Location
- Station Road Mintlaw Aberdeenshire, AB42 5FN Scotland 57°31′29″N 2°00′47″W﻿ / ﻿57.524789°N 2.013193°W

Information
- Type: State comprehensive
- Motto: Learning together
- Established: 1981
- Local authority: Aberdeenshire Council
- Head Teacher: Sharon Noble
- Staff: 69.9 wte
- Years: S1-S6
- Gender: Co-educational
- Age: 11 to 18
- Enrolment: 858
- Houses: 4
- Website: http://www.mintlawacademy.aberdeenshire.sch.uk

= Mintlaw Academy =

Mintlaw Academy is a secondary school in Aberdeenshire, Scotland.

==History==
The school opened in 1981 with about 600 enrolled students and a capacity of 1,000. By August 2003, it had about 920 enrolled students. The rector is Sharon Noble, who started as full time headteacher in August 2025 . The school serves the rural communities of Central Buchan and draws pupils from the villages of Mintlaw, Fetterangus, Longside, Maud, New Deer, New Pitsligo, Strichen, Auchnagatt, Stuartfield and the surrounding area.

At Mintlaw Academy there are four houses. Brucklay (named after Brucklay estate between Maud and New Deer), Deer (named after Deer Abbey a few miles from the school), Mormond (named after Mormond Hill near Strichen) and Ugie (named after the river Ugie flowing past Mintlaw). There used to be another house, Aden, (named after Aden Country Park) though this house was stopped due to a falling roll at the end of the 2008-2009 school year.

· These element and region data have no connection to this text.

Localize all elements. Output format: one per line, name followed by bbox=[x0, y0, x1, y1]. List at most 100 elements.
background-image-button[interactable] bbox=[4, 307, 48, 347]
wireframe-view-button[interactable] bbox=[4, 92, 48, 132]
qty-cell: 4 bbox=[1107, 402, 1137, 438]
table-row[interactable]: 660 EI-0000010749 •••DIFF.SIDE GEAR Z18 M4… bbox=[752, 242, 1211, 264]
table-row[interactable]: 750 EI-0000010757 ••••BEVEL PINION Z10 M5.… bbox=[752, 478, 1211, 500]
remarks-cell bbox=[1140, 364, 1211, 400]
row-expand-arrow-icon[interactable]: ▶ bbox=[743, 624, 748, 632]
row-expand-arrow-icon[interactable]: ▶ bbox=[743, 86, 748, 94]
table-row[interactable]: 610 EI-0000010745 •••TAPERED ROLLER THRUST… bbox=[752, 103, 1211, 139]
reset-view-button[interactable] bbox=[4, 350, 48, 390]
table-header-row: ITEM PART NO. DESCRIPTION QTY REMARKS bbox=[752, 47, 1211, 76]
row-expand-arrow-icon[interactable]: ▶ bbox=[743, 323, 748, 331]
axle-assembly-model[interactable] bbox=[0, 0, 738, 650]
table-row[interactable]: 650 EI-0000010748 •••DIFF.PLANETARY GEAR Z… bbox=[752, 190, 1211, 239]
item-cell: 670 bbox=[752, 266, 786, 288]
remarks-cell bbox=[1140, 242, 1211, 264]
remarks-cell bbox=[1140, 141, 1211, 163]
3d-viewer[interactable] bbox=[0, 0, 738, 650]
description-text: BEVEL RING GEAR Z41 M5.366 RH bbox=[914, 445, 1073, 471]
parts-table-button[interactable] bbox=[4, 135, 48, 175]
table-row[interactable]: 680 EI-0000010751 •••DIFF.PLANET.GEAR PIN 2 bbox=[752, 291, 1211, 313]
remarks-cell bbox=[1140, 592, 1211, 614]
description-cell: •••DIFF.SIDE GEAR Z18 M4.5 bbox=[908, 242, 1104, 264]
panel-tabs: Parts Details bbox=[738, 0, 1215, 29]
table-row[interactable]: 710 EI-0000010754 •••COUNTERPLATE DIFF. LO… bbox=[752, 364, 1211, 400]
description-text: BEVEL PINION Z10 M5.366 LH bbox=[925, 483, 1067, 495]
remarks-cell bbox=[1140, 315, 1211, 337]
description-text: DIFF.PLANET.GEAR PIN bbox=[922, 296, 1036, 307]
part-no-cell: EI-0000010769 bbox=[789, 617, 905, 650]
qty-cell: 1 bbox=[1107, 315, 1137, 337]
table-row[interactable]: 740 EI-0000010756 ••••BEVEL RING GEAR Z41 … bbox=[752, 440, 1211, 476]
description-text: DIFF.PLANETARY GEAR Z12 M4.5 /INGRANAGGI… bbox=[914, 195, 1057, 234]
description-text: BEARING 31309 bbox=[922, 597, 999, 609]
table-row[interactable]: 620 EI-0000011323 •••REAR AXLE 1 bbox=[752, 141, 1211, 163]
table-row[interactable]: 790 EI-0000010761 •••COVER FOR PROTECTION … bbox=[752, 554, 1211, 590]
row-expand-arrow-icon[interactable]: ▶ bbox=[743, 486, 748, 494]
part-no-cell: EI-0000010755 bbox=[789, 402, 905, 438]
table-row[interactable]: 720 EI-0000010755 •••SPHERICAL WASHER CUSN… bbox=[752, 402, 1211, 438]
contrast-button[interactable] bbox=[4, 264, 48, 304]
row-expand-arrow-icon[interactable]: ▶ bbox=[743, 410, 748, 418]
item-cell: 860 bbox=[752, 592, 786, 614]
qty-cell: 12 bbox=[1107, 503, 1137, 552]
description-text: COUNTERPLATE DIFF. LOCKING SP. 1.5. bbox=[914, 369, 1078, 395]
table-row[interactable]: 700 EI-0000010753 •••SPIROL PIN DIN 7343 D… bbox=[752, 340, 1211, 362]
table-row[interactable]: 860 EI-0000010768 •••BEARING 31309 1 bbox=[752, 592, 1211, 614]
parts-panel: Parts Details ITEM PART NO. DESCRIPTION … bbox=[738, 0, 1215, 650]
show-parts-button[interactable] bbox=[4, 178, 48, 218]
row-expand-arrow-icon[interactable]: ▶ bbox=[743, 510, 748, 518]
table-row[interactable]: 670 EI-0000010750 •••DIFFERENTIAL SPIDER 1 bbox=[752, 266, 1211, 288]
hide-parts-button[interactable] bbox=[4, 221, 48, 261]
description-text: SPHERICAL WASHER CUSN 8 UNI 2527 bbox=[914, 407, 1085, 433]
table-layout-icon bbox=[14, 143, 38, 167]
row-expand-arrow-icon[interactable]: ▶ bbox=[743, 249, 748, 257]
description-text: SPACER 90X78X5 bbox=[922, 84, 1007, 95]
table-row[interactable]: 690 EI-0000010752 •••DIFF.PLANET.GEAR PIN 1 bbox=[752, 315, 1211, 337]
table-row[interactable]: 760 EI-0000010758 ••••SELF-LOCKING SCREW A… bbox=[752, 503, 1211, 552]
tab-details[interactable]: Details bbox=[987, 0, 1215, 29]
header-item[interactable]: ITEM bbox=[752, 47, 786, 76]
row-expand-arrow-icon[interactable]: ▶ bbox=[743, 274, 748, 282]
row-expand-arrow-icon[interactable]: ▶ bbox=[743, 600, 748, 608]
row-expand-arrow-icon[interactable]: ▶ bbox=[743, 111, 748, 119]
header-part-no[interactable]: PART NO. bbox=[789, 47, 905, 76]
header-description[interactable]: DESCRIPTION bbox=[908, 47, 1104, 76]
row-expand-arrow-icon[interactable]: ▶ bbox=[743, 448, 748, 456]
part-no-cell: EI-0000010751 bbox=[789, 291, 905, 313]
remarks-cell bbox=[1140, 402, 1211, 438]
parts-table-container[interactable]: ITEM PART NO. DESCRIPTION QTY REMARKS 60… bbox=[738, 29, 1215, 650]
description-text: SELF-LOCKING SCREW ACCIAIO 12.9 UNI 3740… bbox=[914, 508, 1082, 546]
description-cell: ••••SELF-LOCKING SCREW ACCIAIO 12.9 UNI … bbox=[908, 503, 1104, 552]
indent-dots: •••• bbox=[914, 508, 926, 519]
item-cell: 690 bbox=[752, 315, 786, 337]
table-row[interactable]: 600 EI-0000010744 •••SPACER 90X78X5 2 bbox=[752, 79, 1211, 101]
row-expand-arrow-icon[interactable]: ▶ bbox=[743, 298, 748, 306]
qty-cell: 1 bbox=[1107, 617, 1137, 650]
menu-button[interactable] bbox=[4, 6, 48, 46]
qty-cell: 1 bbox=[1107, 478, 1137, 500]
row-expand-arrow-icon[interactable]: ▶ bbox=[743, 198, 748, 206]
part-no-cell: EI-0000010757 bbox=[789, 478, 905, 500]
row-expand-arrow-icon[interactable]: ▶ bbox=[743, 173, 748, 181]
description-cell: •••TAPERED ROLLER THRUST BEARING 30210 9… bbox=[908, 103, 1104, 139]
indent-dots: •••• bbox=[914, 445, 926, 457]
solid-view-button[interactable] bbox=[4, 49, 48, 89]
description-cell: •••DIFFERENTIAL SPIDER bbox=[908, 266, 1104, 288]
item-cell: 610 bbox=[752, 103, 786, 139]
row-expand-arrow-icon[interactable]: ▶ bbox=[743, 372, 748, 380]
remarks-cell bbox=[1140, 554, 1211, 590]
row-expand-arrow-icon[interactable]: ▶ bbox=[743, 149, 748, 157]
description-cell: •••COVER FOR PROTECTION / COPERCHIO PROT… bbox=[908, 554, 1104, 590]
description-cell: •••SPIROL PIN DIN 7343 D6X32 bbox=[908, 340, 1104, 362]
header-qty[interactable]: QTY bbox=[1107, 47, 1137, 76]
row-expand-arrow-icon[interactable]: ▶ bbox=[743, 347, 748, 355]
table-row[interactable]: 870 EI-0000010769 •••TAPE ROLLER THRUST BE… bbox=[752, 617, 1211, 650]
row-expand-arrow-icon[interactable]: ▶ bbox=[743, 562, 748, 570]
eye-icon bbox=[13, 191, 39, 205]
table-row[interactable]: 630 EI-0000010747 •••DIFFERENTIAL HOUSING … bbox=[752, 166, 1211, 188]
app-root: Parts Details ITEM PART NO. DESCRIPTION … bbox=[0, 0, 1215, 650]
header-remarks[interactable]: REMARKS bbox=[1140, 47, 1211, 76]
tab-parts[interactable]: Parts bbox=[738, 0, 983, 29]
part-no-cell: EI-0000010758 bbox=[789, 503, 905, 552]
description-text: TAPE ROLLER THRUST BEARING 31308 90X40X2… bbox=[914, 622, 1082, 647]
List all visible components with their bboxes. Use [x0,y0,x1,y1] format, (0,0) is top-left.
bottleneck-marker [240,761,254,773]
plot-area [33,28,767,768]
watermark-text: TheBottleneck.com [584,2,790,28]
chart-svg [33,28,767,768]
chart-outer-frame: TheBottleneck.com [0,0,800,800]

==Community School Network==
In addition to Mintlaw Academy, the Mintlaw Community School Network consists of Auchnagatt Primary School, Fetterangus Primary School, Kininmonth Primary School, Longside Primary School, Maud Primary School, Mintlaw Primary School, New Deer Primary School, New Pitsligo & St John's School, Pitfour Primary School, Strichen Primary School and Stuartfield Primary School.